Rachel was still in the bathroom, so Hermione switched on the television, to see if she could bear to see images of the Ministry, of Diagon Alley, of Hogwarts. Within a minute she had turned the sound off: the journalist's frenzied commentary and the barrage of opinions from experts ranging from the political to the paranormal seemed unbearably harsh. Instead she watched the repeating images of the black hulk of the Ministry rising up in the midst of London, swathed in black light, the disorder on the streets, the passengers evacuated from derailed tube trains, bleeding, bandaged and dusty. Now came the first images from inside the Ministry: a shaking camera passing down corridors all too familiar to her, now deserted and sinister, and images of huddled groups of wizards, hiding in offices and amassed in the great atrium of the Ministry. Terrified she would see a familiar face, she switched the television off altogether and sat rigidly in silence on the sofa. Finally she went and knocked on the bathroom door.
'Are you alright in there?' she called through the door.
'I'm fine,' came the reply after a few seconds' delay. 'I'll be right out. Sorry.'
'It's no problem,' she replied. 'I'm just going to bed.'
'Sorry,' came the reply again.
The cottage had two bedrooms, which were of similar sizes, and both so equally sparsely furnished that it was hard to tell which one was Isaac's. Hermione gave up trying to avoid sleeping in the master bedroom, deciding that the notion had no sense there, and instead chose a bed at random. She managed to climb out of her clothes and into the bed before her strength gave way altogether.
It was pitch black when Hermione awoke. She felt somewhat rested, so she deduced that she had been asleep for several hours. She lay on her back for a while, staring at the featureless ceiling above her. When she looked around the room she saw a chink of light under the door. Wondering whether Isaac had returned, she lifted herself up off the bed, silently put some of her clothes back on and crept out of the room. The narrow hall was silent; the light was coming from the other bedroom. She crossed the hall and knocked on the bedroom door.

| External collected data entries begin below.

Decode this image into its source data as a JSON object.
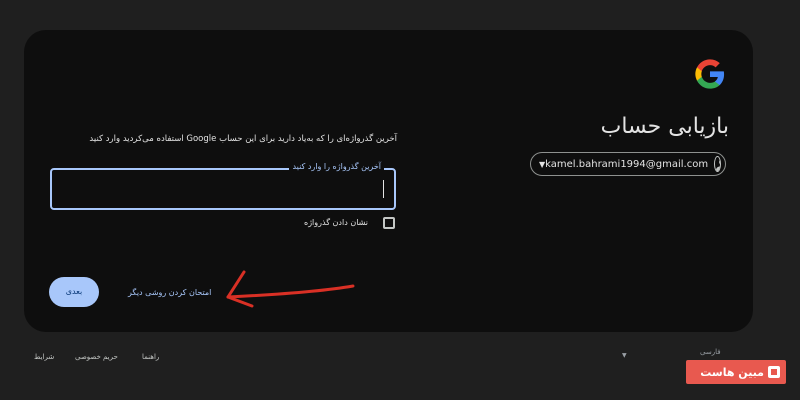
{
  "page": {
    "heading": "بازیابی حساب",
    "instruction": "آخرین گذرواژه‌ای را که به‌یاد دارید برای این حساب Google استفاده می‌کردید وارد کنید"
  },
  "account": {
    "email": "kamel.bahrami1994@gmail.com"
  },
  "password_field": {
    "label": "آخرین گذرواژه را وارد کنید",
    "value": ""
  },
  "show_password": {
    "label": "نشان دادن گذرواژه",
    "checked": false
  },
  "actions": {
    "next_label": "بعدی",
    "try_another_label": "امتحان کردن روشی دیگر"
  },
  "footer": {
    "language": "فارسی",
    "help": "راهنما",
    "privacy": "حریم خصوصی",
    "terms": "شرایط"
  },
  "watermark": {
    "text": "مبین هاست"
  },
  "colors": {
    "background": "#1f1f1f",
    "card": "#0e0e0e",
    "accent": "#a8c7fa",
    "annotation_arrow": "#d93025",
    "badge": "#e8594f"
  },
  "icons": {
    "logo": "google-logo",
    "avatar": "account-circle-icon",
    "dropdown": "caret-down-icon"
  }
}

'Is that you Hermione?' came Rachel's voice from behind the door.
'Yes, it's me,' Hermione replied.
'Did I wake you?' Rachel asked.
'No, don't worry. Can I come in?'
'Of course.'
Rachel was sitting on the bed. She was in a t-shirt, the marks and scars on her arms clear in the bare light from the light bulb. She looked over at Hermione.
'I'm glad you're awake too,' she said.
Hermione crept slowly into the bedroom and sat down on the edge of the bed.
'It's so dark outside,' she said.
Rachel seemed to smile at this.
'Yes, but we have our eyes wide open in the darkness.'
Hermione took her meaning in an instant.
'You were the one who brought the knife to me, the night I left with Harry's wand.'
Rachel nodded, a smile Hermione couldn't interpret still on her lips.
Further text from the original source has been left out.